Buying Ducati raises the VW brand portfolio to twelve, a number that Piech said in 2009 would be the perfect size for the VW group.
But for some analysts, the Ducati deal is a risky sideshow that reinforces the view of Piech as a stubborn leader who is sometimes driven by whims that defy industrial logic and which even his fellow managers don't understand.
One of his most disputed decisions was the development of a flagship sedan called the Phaeton at a cost of more than 1 billion euros to take the VW brand upscale. The Phaeton's lavish plant in Dresden, Germany, operated below capacity for years and the model was withdrawn in the US after it failed to meet sales targets.
FROM LOSS TO PROFIT
A grandson of Ferdinand Porsche, the founder of the sportscar maker who developed the Beetle under a 1934 contract with the Nazis, Piech took the reins at Audi in 1988 before he joined the parent company.
He developed the brand's pioneering Quattro all-wheel drive technology which helped Audi overcome its image as a maker of bland vehicles, paving the way for the Ingolstadt-based manufacturer to rival BMW and Mercedes-Benz for the world's luxury-market crown.
When he became CEO of VW in 1993, the company was losing money, prompting Piech to cut pay and working hours at German plants, and streamline production by sharing parts among models and brands. The steps helped turn a loss of about 1 billion euros into a 2.6 billion-euro profit in 2002 when Piech was elected chairman.

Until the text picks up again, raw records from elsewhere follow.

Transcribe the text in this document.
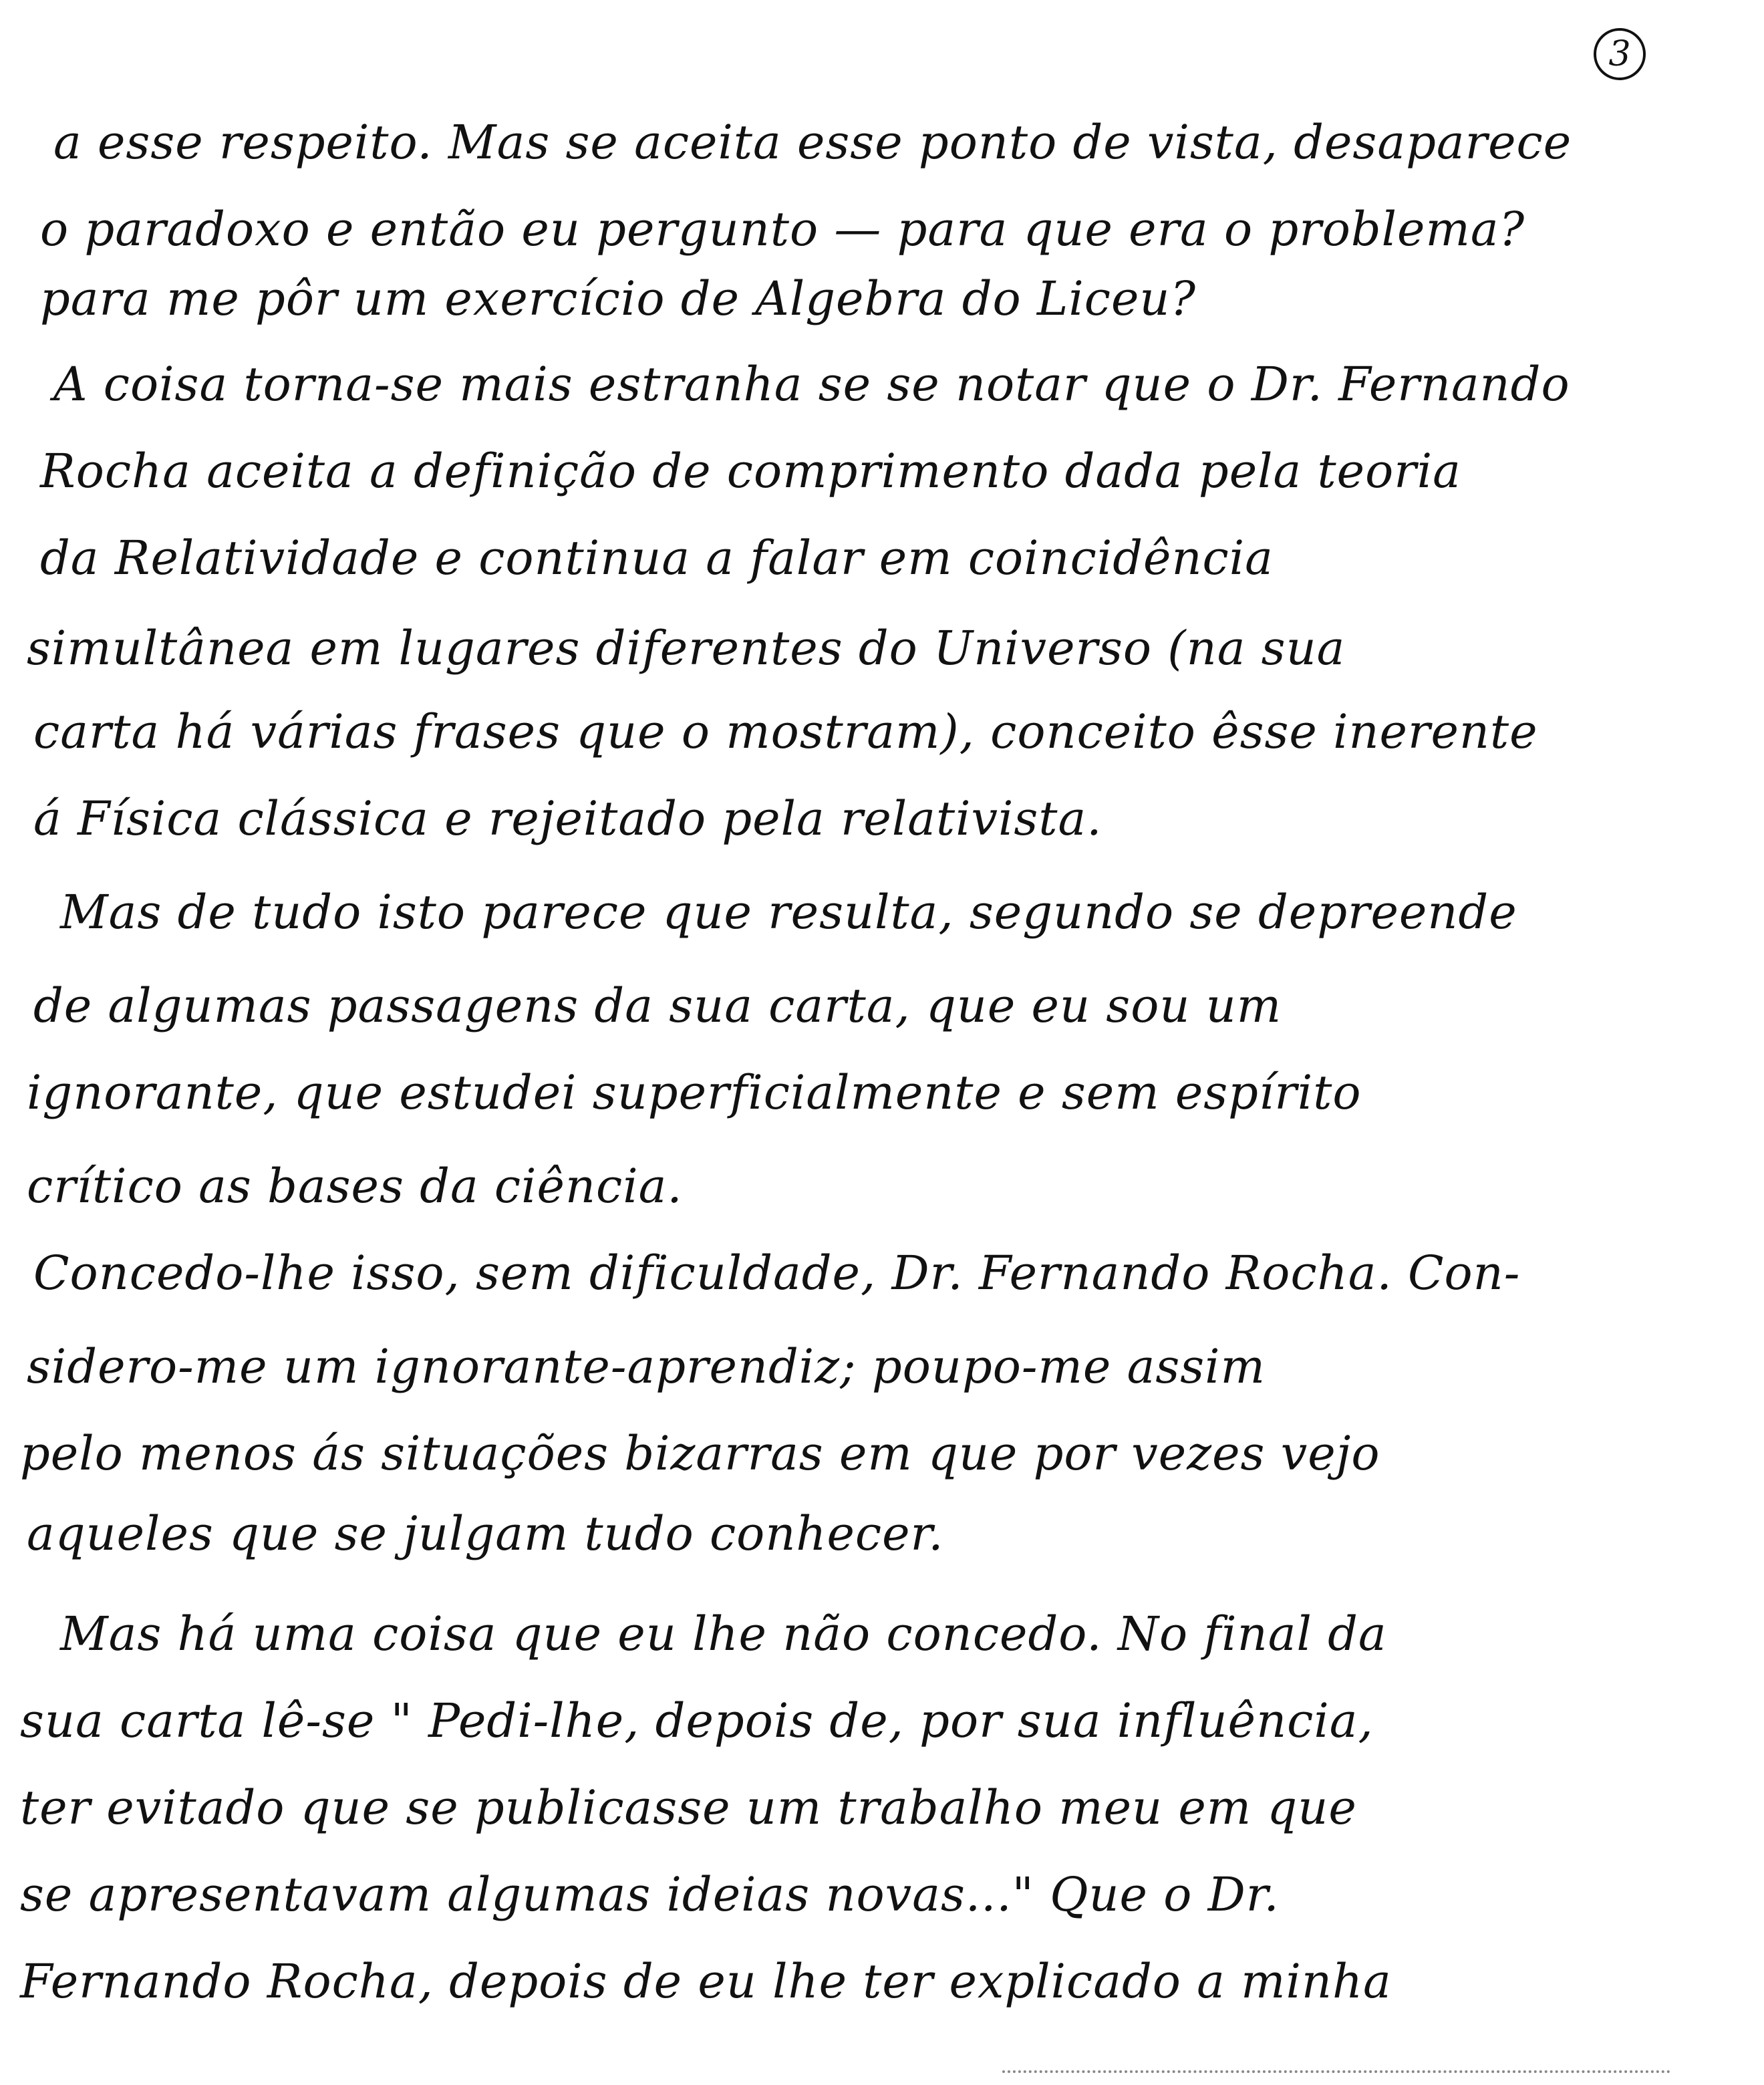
3
a esse respeito. Mas se aceita esse ponto de vista, desaparece
o paradoxo e então eu pergunto — para que era o problema?
para me pôr um exercício de Algebra do Liceu?
A coisa torna-se mais estranha se se notar que o Dr. Fernando
Rocha aceita a definição de comprimento dada pela teoria
da Relatividade e continua a falar em coincidência
simultânea em lugares diferentes do Universo (na sua
carta há várias frases que o mostram), conceito êsse inerente
á Física clássica e rejeitado pela relativista.
Mas de tudo isto parece que resulta, segundo se depreende
de algumas passagens da sua carta, que eu sou um
ignorante, que estudei superficialmente e sem espírito
crítico as bases da ciência.
Concedo-lhe isso, sem dificuldade, Dr. Fernando Rocha. Con-
sidero-me um ignorante-aprendiz; poupo-me assim
pelo menos ás situações bizarras em que por vezes vejo
aqueles que se julgam tudo conhecer.
Mas há uma coisa que eu lhe não concedo. No final da
sua carta lê-se " Pedi-lhe, depois de, por sua influência,
ter evitado que se publicasse um trabalho meu em que
se apresentavam algumas ideias novas..." Que o Dr.
Fernando Rocha, depois de eu lhe ter explicado a minha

One of Piech's biggest victories may have been turning the tables on Porsche in the sportscar maker's botched takeover of VW in 2009. Piech initially backed the plan, though changed sides as Porsche's financing unraveled, opening the door for VW to acquire 49.9% of the Stuttgart-based company.
Porsche's holding company, controlled by the Porsche and Piech families, holds a majority of VW common stock. VW, in turn, is now aiming to buy the remaining 50.1% of Porsche's automaking business after abandoning a planned merger.
Under Winterkorn's leadership, VW pushed ahead with global expansion, took controlling stakes in Scania and fellow truck maker MAN and is now combining with Porsche. Group profit surged by more than half last year to 11.3 billion euros as vehicle sales rose 14.3% to a record 8.16 million units.
VW surpassed Toyota as the world's second biggest car maker and wants to clinch the top spot, currently held by General Motors, no later than 2018.